> Avg. debt at graduation: $12,836
> Pct. of adults with at least a bachelor’s degree: 28.4% (24th lowest)
> Median household income, ages 25-44: $51,873 (12th lowest)
> Avg. debt as share of median household income: 24.7% (17th lowest)
Florida has some of the least expensive universities in the country. The average tuition at a public four-year college in the state is just $6,360, lower than in any state other than Wyoming. Cheap tuition is likely one reason why just 53% of Floridians graduate with debt, a smaller share than in the vast majority of states. The average Florida college student leaves school with approximately $12,800 in student debt, a much lighter debt load than the $16,929 average national figure.
While college is more affordable in Florida than in most of the country, educational attainment in the state is fairly average. An estimated 28.4% of Florida adults have at least a bachelor’s degree, a slightly smaller share than the 30.6% of Americans with similar educational attainment.
> Avg. debt at graduation: $13,269
> Pct. of adults with at least a bachelor’s degree: 24.2% (8th lowest)

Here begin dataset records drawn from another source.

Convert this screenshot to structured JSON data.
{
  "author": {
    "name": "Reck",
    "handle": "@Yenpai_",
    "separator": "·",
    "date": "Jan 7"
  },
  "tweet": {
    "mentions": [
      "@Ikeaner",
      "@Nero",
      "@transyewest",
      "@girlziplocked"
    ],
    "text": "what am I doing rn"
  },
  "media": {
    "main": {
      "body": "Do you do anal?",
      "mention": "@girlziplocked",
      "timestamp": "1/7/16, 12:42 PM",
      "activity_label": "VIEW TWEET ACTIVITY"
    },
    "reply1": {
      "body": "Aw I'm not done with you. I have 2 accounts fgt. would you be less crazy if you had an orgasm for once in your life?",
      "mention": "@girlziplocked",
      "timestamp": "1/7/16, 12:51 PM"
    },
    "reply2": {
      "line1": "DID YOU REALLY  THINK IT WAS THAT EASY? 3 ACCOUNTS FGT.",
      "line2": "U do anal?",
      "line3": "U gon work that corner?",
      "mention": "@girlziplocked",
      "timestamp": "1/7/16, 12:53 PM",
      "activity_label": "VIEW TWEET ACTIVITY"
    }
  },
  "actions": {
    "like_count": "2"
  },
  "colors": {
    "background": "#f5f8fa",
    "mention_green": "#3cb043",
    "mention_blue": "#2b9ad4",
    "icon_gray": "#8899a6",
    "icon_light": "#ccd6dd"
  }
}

> Median household income, ages 25-44: $47,780 (5th lowest)
> Avg. debt as share of median household income: 27.8% (24th lowest)

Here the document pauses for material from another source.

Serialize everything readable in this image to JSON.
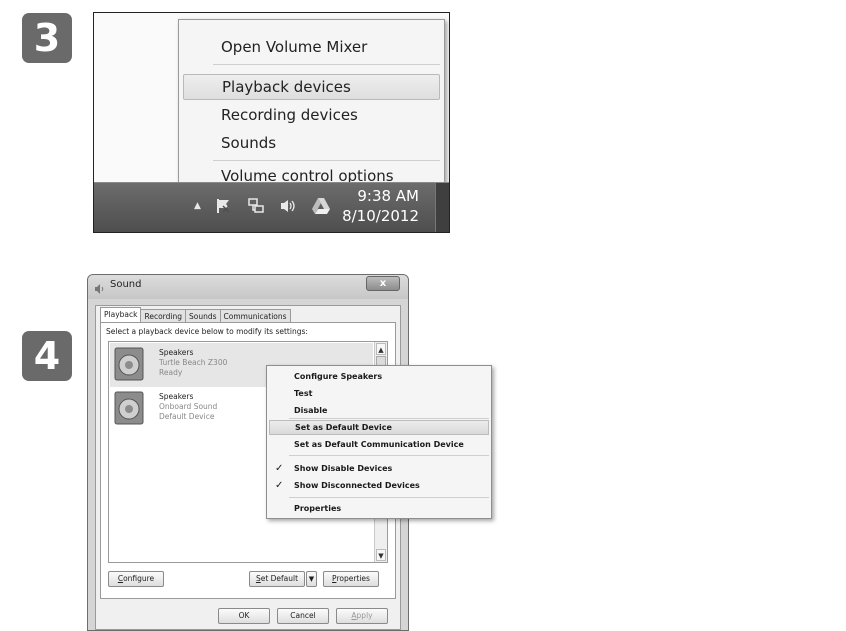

A little more than half of all graduates from colleges and universities in Alabama last year had unpaid student loans, one of the smallest shares in the country. With fewer students incurring debt, the state’s average per-student debt is among the lowest in the country.
As is the case in many states, Alabama’s public school system likely drives down per-student debt. Students at public schools tend to graduate with a smaller debt burden than students at private schools. Some of the state’s largest schools are public, including the University of Alabama, which, with close to 30,000 full-time undergraduates enrolled, is one of the largest in the country. Less than half of UA’s students graduate with debt, and, as is the case with many state universities, in-state students are charged far less tuition than out-of-state students.
> Avg. debt at graduation: $13,947
> Pct. of adults with at least a bachelor’s degree: 39.2% (2nd highest)
> Median household income, ages 25-44: $70,032 (13th highest)
> Avg. debt as share of median household income: 19.9% (8th lowest)
The average Colorado college student leaves school with roughly $14,000 in debt, approximately $3,000 less than the average student nationwide. Like most of the country, students with some of the lightest debt burdens in Colorado were educated at the state’s large, public universities. The average debt per graduating student at University of Colorado Boulder, for example, is $11,266.
The rising cost of attending college has led to rising student debt levels across the country. The average tuition at a four-year public university in Colorado has risen by 22.3% since the 2011-2012 school year, one of the sharpest increases in the country.
> Avg. debt at graduation: $14,057
> Pct. of adults with at least a bachelor’s degree: 34.2% (11th highest)
> Median household income, ages 25-44: $70,463 (11th highest)
> Avg. debt as share of median household income: 19.9% (9th lowest)
Students leave Washington colleges and universities with an average of $14,057 in debt, which is about $2,900 less than the average debt per student across the United States. Students may have even less debt now than they did a few years ago. The cost of college has been on the rise in recent years. In just the last five years, average in-state public tuition increased by 9.4%. In Washington, however, tuition fell by 8.4%, one of just three states in which average public tuition declined — and by far the largest such drop. At the state’s largest public institution, the University of Washington — which has more than 31,000 undergraduates enrolled — in-state tuition fell from $11,532 to $10,753 over the last five years ending with the current school year.
36. North Carolina
> Avg. debt at graduation: $14,057
> Pct. of adults with at least a bachelor’s degree: 29.4% (25th highest)
> Median household income, ages 25-44: $51,244 (10th lowest)
> Avg. debt as share of median household income: 27.4% (23rd lowest)
As is generally the case in other states, alumni of North Carolina’s largest public universities are among the least debt-ridden college graduates in the state. The average loan debt of a student at graduation from North Carolina State University is $9,604 and from University of North Carolina at Chapel Hill it is $8,252, each far less than the statewide average debt per student of $14,057.
Additionally, North Carolina’s largest and most prestigious private college is among the most affordable. While a year at Duke University costs an estimated $63,273, roughly half of all students receive financial aid with an average grant of $42,345. Students leave Duke with just $6,686 in debt on average, among the least of any school in the country.